OTTAWA (Reuters) - Canadian home prices climbed in August, led by gains in the two hottest markets Vancouver and Toronto, where prices have more than doubled in just over 11 years, a home price index showed on Wednesday.
Prices rose 1.5 percent last month from July, according to the Teranet-National Bank Composite House Price Index, and were up 11.4 percent from a year earlier. The index measures price changes for repeat sales of single-family homes.
It was the third-largest monthly August rise since the index began in 1999.
Prices were up in the month in seven of 11 markets surveyed, led by gains in the two largest markets, Toronto and Vancouver, where heady appreciation since 2010 has sparked fears of a housing bubble.
Toronto home prices were up 2.8 percent in August from July, the seventh straight monthly rise. The Toronto index topped 200 for the first time, indicating that prices have more than doubled since the index was set at 100 in June 2005.

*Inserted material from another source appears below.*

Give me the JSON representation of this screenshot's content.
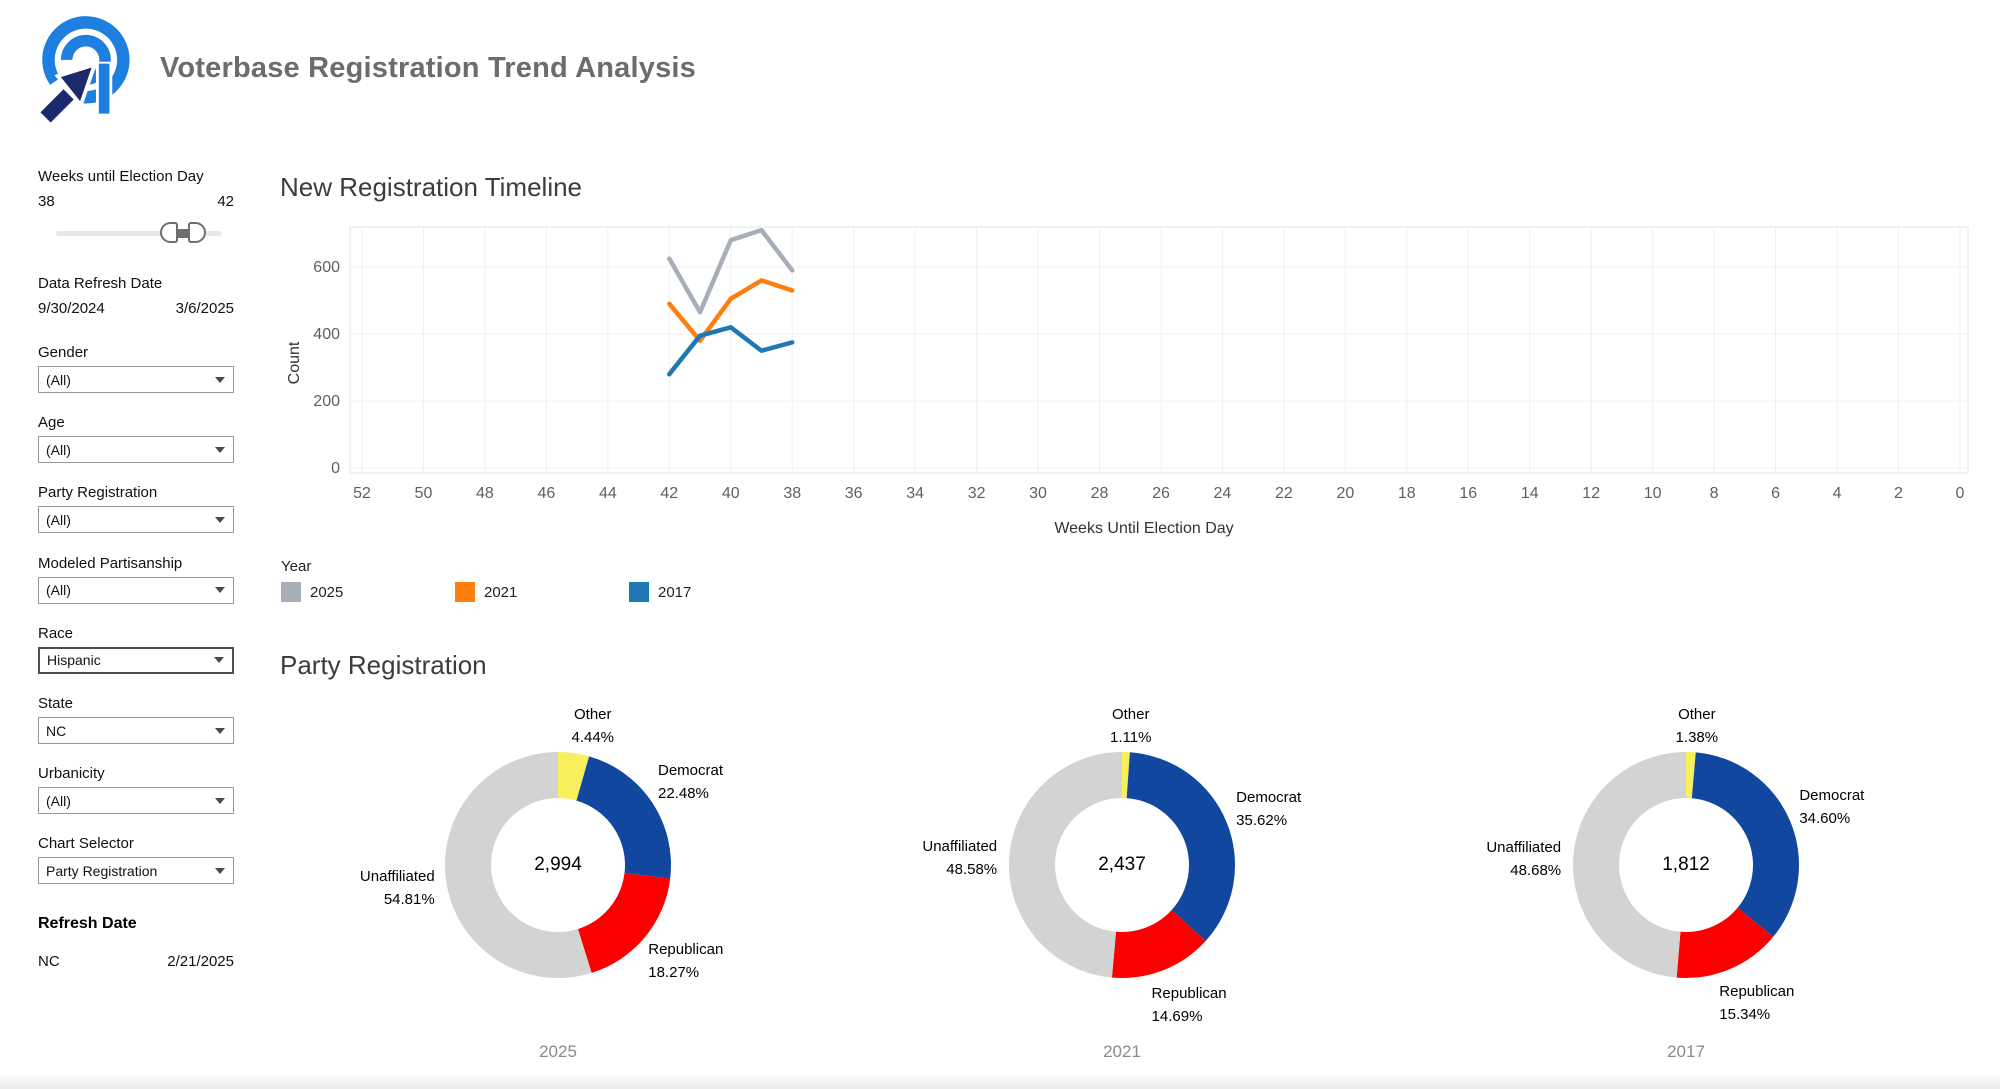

Vancouver prices rose 1.7 percent in the month, the 20th month without a decline, even as the city implemented a 15 percent tax on foreign buyers to try to address a lack of affordability for residents.
Vancouver has seen prices rise 249 percent since 2005, the index showed.
Gains were also notched in Victoria, Hamilton, Ottawa, Halifax and Edmonton, while prices declined in Winnipeg, Calgary, Montreal and Quebec City, Teranet said.
While Toronto and Vancouver have boomed since about 2009, slumping energy prices and job losses in the oilpatch have hurt the Calgary housing market, where prices are down 4.5 percent from a year ago and down 5.3 percent from their October 2014 peak, according to Teranet.
Canada’s federal government and banking regulators have taken several steps in recent years to cool the housing market, including shortening the maximum length of a mortgage term and increasing the minimum down payment on some houses.
The Teranet report showed prices were up from a year ago in eight of 11 markets, led by a 25.8 percent gain in Vancouver, a 17.5 percent rise in Victoria, and a 14.6 percent rise in Toronto, Canada’s largest city. All three are at record price levels.